A guerra ucraniana está a aquecer. Na semana passada, o ataque ucraniano à residência estudantil em Starobelsk, Donbass, que Kiev classificou como uma notícia falsa (mas os vídeos são inequívocos), provocou 21 mortos entre os estudantes, e foi realizado, de acordo com os russos, com a tática do golpe duplo, ou seja, um ataque inicial, aguardar a chegada das equipas de emergência (como paramédicos, bombeiros e resgatadores) e, em seguida, realiza um segundo ataque intencional focado nos socorristas, paramédicos e civis que acorrem para ajudar as primeiras vítimas (tática utilizada várias vezes em Gaza).
O ataque provocou a ira de Putin, que não podia ignorar a raiva popular, que anunciou uma resposta duríssima, advertindo os estrangeiros para se afastarem de Kiev e os cidadãos da capital para se manterem longe de alvos sensíveis. Um ataque duro que, no entanto, tarda em concretizar-se: ou houve um repensar, improvável, ou eles estão a selecionar alvos e a preparar os seus planos de ataque.
Alguns dias depois, o drone caiu sobre um edifício em Galati, na Roménia, provocando dois feridos. Um ataque atribuído à Rússia, apesar de o presidente romeno ter explicado que foi dirigido contra alvos ucranianos em Odessa e que, atingido pela defesa antiaérea, foi desviado para o território romeno.
A Rússia, pela boca do czar, pediu investigações aprofundadas e poder examinar os restos mortais – pedidos que obviamente caíram em ouvidos surdos – porque só assim a autoria do drone pode ser rastreada. Mas, para além disso, a explicação do exército romeno sobre o fracasso em interceptar a aeronave parece bizarra: faltava tempo e as restrições legais impediam-no…
Não se compreende que restrição legal pode impedir a interceção de um drone dirigido a um edifício civil e é estranho que não houvesse tempo para derrubá-lo, pois é óbvio que os céus confinantes com o território ucraniano são monitorizados cuidadosamente e baterias de defesa alertadas 24 sobre 24 horas.

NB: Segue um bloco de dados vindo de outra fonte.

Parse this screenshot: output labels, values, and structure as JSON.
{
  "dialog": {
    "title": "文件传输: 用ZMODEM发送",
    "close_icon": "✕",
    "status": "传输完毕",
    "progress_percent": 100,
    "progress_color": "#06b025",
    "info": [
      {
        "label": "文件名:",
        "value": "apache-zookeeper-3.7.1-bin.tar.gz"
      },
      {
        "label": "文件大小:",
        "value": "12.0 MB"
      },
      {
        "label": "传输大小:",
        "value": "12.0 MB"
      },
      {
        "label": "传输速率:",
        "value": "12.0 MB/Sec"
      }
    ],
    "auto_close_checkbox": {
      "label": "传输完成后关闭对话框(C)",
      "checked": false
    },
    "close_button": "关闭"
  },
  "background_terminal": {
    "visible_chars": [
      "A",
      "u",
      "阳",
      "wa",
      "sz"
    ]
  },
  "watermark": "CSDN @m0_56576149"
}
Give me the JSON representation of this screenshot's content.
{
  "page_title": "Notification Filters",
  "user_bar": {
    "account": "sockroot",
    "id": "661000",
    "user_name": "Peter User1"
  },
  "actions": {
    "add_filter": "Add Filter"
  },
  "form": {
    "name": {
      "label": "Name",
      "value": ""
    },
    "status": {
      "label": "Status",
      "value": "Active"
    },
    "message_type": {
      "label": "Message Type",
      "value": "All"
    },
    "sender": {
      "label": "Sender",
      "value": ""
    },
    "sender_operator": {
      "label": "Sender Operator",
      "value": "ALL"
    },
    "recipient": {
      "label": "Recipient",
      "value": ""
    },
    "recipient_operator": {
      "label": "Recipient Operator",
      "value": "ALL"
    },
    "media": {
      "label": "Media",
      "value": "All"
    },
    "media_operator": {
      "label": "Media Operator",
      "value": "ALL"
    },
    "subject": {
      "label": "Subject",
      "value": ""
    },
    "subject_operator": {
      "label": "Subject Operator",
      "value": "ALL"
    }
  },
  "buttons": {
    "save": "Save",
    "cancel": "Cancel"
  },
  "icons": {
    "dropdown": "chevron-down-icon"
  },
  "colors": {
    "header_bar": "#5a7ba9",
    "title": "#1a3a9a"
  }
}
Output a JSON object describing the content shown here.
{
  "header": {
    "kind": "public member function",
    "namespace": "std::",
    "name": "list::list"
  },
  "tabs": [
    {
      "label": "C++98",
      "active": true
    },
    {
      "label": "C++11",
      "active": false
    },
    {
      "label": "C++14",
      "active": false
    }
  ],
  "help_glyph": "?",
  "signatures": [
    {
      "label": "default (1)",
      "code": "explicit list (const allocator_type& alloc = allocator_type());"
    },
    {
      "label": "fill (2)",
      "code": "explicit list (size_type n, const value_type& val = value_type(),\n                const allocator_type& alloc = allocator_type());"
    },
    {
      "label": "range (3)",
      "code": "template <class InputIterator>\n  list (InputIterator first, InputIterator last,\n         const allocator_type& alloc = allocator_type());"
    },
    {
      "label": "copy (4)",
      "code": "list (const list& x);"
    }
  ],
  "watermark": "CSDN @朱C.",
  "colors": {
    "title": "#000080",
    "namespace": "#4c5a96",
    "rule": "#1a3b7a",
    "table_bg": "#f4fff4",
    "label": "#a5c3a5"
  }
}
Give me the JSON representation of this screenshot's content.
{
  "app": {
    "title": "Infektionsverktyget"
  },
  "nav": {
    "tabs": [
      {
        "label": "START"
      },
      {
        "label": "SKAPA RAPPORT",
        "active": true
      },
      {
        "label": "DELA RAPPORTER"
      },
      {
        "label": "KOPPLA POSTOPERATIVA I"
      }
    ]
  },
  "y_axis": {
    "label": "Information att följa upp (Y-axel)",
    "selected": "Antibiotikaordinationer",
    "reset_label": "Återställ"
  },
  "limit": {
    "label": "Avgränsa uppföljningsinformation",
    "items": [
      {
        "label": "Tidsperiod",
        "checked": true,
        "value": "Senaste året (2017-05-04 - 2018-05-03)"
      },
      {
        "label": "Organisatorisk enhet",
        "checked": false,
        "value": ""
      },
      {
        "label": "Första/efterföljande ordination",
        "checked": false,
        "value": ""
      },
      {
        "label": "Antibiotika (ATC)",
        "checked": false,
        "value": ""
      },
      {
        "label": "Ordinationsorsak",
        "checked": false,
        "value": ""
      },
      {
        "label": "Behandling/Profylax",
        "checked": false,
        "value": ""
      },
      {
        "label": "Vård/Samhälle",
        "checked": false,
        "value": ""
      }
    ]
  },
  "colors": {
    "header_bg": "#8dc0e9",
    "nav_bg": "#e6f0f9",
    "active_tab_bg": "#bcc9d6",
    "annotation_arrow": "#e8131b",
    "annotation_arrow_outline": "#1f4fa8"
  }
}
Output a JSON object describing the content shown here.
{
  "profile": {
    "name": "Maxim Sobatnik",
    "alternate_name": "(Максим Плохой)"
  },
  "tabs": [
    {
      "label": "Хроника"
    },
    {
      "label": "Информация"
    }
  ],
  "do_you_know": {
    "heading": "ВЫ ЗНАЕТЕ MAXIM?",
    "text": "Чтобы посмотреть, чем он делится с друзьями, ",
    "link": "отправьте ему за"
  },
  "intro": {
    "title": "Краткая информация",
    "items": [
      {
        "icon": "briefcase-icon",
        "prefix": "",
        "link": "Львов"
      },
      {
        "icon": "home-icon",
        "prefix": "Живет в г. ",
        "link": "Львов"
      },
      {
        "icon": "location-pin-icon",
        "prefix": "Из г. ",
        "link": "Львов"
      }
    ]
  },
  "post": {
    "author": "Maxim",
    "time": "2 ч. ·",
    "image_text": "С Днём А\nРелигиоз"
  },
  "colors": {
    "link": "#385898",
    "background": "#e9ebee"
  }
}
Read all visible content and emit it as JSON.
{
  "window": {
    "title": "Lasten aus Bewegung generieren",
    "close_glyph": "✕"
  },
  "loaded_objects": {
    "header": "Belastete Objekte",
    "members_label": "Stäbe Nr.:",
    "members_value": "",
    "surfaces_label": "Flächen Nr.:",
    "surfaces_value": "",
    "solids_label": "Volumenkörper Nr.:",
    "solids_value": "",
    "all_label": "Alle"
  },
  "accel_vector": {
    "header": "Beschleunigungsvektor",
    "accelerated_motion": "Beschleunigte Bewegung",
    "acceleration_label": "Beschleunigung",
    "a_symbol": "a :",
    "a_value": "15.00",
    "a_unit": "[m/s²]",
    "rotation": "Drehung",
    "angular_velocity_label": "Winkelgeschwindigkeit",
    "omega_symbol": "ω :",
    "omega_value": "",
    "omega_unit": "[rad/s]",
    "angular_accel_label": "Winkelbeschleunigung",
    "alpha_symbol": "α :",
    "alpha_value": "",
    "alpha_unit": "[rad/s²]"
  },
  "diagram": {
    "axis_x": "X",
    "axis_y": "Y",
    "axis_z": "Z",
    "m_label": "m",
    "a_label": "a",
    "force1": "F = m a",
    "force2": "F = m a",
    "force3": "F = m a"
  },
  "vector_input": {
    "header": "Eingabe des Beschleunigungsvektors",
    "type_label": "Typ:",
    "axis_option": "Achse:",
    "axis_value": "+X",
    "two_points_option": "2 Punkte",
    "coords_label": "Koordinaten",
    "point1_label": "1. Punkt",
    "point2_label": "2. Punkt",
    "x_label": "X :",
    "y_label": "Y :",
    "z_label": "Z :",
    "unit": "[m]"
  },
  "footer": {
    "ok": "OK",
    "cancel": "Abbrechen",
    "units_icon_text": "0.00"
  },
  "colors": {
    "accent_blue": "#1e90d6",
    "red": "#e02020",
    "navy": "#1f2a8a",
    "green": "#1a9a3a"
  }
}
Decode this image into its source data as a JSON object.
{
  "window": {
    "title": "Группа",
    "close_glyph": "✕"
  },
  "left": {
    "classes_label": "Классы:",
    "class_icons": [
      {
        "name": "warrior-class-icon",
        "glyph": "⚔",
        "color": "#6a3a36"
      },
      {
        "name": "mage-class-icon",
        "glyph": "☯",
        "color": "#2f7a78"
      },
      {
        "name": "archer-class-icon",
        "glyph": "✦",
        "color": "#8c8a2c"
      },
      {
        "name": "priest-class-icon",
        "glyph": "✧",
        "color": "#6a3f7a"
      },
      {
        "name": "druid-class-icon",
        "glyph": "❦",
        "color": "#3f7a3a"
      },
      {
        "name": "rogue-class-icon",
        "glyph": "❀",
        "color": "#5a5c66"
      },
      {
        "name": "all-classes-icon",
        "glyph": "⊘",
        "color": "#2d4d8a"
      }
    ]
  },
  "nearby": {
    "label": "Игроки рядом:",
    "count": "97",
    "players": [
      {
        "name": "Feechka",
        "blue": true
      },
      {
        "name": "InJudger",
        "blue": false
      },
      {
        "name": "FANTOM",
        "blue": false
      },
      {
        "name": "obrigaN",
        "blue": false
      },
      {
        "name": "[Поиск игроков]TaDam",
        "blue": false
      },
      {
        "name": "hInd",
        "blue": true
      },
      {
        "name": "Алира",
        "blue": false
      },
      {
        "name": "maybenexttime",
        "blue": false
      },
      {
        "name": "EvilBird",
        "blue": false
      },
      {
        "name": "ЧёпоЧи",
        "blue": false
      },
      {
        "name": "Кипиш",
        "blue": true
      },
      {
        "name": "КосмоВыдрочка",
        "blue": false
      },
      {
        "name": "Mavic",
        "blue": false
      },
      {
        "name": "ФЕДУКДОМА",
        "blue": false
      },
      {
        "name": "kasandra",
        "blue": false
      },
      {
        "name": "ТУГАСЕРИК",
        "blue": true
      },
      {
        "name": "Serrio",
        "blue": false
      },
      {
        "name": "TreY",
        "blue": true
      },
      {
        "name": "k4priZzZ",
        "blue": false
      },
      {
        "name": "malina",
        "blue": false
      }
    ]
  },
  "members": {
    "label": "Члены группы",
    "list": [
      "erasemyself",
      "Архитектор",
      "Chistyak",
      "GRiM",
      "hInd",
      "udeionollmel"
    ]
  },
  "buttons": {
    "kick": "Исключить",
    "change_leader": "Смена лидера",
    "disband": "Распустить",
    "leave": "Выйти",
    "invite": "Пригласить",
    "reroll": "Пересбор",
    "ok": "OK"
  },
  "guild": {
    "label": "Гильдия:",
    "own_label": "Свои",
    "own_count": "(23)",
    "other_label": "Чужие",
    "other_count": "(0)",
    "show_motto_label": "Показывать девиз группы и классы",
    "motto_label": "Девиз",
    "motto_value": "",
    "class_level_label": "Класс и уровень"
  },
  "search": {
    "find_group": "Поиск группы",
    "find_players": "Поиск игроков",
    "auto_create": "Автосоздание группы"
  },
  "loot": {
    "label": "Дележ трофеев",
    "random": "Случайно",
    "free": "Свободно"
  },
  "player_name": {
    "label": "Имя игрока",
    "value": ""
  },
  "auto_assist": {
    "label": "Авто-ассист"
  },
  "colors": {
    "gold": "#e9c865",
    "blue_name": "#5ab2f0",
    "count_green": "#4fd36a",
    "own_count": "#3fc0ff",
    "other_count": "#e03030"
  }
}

Além disso, o exército romeno é sofisticado, porque tem sido alvo de uma atenção especial da NATO devido à sua proximidade com a Rússia.
Além das perplexidades, o que é certo é que o clamor sobre o “drone romeno” desviou a atenção dos media do massacre de estudantes (embora tenha sido abordado de forma velada, as notícias não podiam ser censuradas inteiramente por causa dos avisos russos, que não podiam ser silenciados).
E permitiu uma vez mais que a NATO se apresentasse como vítima das ameaças russas, apesar de estar a combater activamente a Rússia usando a carne para canhão ucraniana sem sofrer a sua reacção.
Para superaquecer ainda mais o clima, o ataque de um drone à instalação nuclear de Zaporizhzhia, controlada pelos russos. Kiev negou o ataque, mas inspetores da Agência Internacional de Energia Atómica (AIEA) confirmaram que foi atingida por um drone e perto de um reator.
Esta não é a primeira vez que a central é alvo, mas desta vez, ao contrário das anteriores, o golpe foi dirigido ao coração da central e os danos poderiam desencadear processos incontroláveis. Daí a veemente reacção russa.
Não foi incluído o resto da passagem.